Naked but Not Free

Too Old for TikTok, Too Young for Death

There is something deeply unsettling about the speed of the world now. Everything moves too fast. Algorithms. AI. Trends. Businesses. Opinions. Identities. Every five minutes there is a new expert, a new millionaire, a new spiritual guru with Botox explaining detachment from Bali while selling a $10,000 course on authenticity.

How is anyone supposed to keep up?

Ironically, I used to be the fast one. Too fast. People spent years telling me to slow down. Life itself tried to stop me several times. Burnouts, disappointments, heartbreaks, exhaustion — little love letters from existence begging me to sit the hell down for five minutes.

And now? Now the world has become faster than me.

Forty is a strange age. People romanticise it online with their “life begins at 40” nonsense, usually posted under a photo of someone standing barefoot in linen next to an overpriced matcha latte. But honestly? Forty feels more like the beginning of the end. A slow psychological apocalypse with good skincare.

This is the age where the midlife crisis quietly enters the room and sits beside you like an unpaid tax collector. You realise you cannot compete with the younger generation — they are faster, more adaptable, born with technology glued to their nervous system. Meanwhile, you cannot fully connect with the older generation either because they are either too tired, too slow, emotionally fossilised… or dead.

Death starts becoming visible at this age. Not philosophically. Literally.

People begin disappearing. Family members. Friends. Mentors. Versions of yourself. Entire worlds you once belonged to vanish without ceremony. The music changes. The conversations change. Even your reflection starts looking at you with concern.

You realise it is now or never.

And this is the terrifying part: everything you thought mattered slowly collapses into irrelevance. The friends you made. The sacrifices. The achievements. The endless proving of yourself. Nobody cares anymore. Society has the attention span of a cocaine addict scrolling TikTok at 3 a.m.

At twenty, people judge your potential. At thirty, they judge your success. At forty? They judge your final score.

It feels like Judgment Day in hell.

The dead judge you through memory and regret. Your own guilt devours you for all the lies you lived, the compromises you made, the dreams you abandoned because you wanted to be loved, accepted, safe.

And the living? The living simply leave.

That is the cruelest form of judgement. Not hatred. Not conflict. Indifference.

People disappear when you are no longer entertaining enough, beautiful enough, useful enough, successful enough, or profitable to their fragile little self-development journey. Human connection today feels like a corporate collaboration agreement. Everyone asks: “What value does this person bring into my life?” as if they are CEOs interviewing souls.

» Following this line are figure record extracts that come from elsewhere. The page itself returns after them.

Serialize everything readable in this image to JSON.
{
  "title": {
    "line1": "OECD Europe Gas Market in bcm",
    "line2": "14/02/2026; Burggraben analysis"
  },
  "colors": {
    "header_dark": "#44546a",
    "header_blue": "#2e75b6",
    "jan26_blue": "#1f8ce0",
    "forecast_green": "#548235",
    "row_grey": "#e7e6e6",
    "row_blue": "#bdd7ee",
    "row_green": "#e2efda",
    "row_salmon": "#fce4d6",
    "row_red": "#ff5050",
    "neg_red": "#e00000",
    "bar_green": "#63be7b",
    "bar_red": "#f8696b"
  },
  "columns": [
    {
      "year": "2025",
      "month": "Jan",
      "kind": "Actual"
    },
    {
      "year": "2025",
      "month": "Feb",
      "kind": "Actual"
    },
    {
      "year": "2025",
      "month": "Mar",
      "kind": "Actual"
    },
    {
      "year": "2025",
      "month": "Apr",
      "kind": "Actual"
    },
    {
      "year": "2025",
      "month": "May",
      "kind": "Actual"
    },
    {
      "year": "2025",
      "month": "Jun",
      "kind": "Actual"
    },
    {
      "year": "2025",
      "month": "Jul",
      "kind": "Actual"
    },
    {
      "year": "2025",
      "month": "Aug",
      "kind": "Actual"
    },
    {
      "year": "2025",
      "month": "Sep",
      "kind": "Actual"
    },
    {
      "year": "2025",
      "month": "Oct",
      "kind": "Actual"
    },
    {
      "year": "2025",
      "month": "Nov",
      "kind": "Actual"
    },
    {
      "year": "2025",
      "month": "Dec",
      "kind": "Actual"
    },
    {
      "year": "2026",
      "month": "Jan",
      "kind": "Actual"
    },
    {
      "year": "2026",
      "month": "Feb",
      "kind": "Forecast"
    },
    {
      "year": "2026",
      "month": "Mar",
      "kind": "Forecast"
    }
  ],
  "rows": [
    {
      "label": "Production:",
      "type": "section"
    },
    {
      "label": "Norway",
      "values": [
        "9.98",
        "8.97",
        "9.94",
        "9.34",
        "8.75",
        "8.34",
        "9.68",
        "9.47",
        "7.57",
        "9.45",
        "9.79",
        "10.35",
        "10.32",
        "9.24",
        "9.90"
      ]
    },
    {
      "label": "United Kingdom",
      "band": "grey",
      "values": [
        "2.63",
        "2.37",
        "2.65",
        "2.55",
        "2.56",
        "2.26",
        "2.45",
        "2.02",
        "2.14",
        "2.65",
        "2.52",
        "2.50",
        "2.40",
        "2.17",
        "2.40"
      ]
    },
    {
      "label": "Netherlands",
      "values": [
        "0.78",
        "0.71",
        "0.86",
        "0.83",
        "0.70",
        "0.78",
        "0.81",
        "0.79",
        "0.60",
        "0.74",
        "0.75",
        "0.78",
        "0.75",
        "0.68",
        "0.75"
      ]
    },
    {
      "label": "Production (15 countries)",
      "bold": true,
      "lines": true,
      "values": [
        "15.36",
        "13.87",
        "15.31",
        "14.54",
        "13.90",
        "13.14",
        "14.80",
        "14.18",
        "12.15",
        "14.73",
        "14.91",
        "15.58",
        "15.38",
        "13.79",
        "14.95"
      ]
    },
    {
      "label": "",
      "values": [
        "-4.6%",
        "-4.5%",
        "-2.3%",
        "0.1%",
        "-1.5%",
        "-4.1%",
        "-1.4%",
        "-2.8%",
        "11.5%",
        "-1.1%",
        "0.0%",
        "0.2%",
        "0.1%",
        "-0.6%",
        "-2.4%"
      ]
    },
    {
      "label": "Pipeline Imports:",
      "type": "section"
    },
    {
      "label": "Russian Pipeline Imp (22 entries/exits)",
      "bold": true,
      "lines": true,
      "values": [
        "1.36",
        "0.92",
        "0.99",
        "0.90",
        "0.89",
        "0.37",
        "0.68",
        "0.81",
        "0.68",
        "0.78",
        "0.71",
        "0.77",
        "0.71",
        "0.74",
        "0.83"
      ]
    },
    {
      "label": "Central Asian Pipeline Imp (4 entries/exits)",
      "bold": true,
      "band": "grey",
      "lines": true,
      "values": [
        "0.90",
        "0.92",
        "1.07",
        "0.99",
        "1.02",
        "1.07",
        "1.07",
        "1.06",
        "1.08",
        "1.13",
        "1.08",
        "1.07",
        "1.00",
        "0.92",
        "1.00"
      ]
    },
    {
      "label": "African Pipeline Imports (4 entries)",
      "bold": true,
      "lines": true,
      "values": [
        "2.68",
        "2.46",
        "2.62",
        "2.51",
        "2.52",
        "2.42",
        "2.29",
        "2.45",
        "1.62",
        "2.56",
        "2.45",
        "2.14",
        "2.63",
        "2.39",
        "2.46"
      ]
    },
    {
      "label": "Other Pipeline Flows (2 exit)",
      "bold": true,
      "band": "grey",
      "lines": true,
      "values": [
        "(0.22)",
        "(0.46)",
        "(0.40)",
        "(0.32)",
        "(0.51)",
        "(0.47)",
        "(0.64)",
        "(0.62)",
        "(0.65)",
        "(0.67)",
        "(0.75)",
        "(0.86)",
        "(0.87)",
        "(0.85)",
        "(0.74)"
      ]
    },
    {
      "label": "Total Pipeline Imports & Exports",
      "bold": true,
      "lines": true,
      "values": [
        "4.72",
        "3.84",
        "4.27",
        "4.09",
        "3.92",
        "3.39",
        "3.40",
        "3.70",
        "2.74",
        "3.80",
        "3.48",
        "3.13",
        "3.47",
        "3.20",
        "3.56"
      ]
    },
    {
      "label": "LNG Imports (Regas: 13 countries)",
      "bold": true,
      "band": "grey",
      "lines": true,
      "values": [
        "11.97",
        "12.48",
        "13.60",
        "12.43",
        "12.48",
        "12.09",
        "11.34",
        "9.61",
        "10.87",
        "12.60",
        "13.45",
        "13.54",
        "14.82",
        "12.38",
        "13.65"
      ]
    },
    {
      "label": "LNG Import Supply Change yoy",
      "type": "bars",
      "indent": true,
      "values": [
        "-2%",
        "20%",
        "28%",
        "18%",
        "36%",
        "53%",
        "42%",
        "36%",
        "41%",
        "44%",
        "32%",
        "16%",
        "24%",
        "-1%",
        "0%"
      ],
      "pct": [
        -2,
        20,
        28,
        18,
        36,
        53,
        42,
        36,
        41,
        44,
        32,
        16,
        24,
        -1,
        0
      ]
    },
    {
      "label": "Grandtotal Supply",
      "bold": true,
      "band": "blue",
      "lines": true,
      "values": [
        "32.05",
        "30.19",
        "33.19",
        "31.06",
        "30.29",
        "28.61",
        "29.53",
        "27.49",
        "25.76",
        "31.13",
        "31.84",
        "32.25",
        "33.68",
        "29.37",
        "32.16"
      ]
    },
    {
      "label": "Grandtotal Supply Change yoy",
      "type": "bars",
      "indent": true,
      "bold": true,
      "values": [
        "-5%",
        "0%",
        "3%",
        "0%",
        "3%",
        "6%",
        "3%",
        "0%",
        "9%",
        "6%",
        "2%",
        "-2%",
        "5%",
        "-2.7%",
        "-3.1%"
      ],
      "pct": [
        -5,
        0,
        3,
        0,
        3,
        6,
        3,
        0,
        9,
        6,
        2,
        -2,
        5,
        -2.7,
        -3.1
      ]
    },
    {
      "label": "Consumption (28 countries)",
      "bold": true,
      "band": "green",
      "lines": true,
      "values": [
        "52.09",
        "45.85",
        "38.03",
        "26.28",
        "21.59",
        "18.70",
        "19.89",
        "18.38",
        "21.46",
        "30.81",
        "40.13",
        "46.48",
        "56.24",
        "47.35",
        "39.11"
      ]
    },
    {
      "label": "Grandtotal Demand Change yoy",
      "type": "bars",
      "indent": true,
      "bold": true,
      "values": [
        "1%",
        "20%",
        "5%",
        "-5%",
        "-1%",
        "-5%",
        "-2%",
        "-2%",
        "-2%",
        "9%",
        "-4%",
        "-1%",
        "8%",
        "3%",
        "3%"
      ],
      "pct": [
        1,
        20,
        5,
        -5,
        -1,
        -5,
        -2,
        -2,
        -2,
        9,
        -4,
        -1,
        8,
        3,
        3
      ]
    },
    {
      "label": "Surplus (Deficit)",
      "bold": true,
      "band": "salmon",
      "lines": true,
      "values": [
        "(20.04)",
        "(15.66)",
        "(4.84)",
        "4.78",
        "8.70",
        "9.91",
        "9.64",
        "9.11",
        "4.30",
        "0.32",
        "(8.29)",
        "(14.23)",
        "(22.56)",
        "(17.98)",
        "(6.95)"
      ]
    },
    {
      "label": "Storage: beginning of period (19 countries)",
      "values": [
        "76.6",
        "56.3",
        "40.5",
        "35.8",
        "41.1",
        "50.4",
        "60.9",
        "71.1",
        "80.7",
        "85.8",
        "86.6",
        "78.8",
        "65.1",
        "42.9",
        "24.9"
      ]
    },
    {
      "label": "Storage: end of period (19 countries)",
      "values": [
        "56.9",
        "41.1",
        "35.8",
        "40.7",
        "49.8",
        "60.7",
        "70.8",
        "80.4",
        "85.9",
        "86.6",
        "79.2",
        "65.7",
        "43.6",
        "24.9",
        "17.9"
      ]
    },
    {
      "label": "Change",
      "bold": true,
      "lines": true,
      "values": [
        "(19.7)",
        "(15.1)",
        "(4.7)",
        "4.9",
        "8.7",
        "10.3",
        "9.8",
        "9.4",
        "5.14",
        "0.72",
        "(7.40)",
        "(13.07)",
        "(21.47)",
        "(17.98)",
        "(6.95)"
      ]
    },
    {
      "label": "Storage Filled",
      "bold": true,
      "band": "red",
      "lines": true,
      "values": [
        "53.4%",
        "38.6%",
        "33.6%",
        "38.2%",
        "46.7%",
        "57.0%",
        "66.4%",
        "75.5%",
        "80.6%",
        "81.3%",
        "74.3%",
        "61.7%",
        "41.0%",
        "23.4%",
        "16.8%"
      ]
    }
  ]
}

God, I hate people sometimes.

Not individually, perhaps. But collectively? Absolutely. Human beings are unstable creatures pretending to be evolved. Muddy. Contradictory. Performative. Morally flexible depending on lighting and financial circumstances. Everyone wants depth until depth becomes inconvenient.

And how exactly is someone supposed to survive this?

How do you survive when the dream disappears? When the spark fades? When your speed slows down? When you no longer feel connected to the world around you?

Maybe that is the real crisis of middle age.

Not wrinkles. Not aging. Not death.

But becoming fully conscious of the emptiness behind the performance.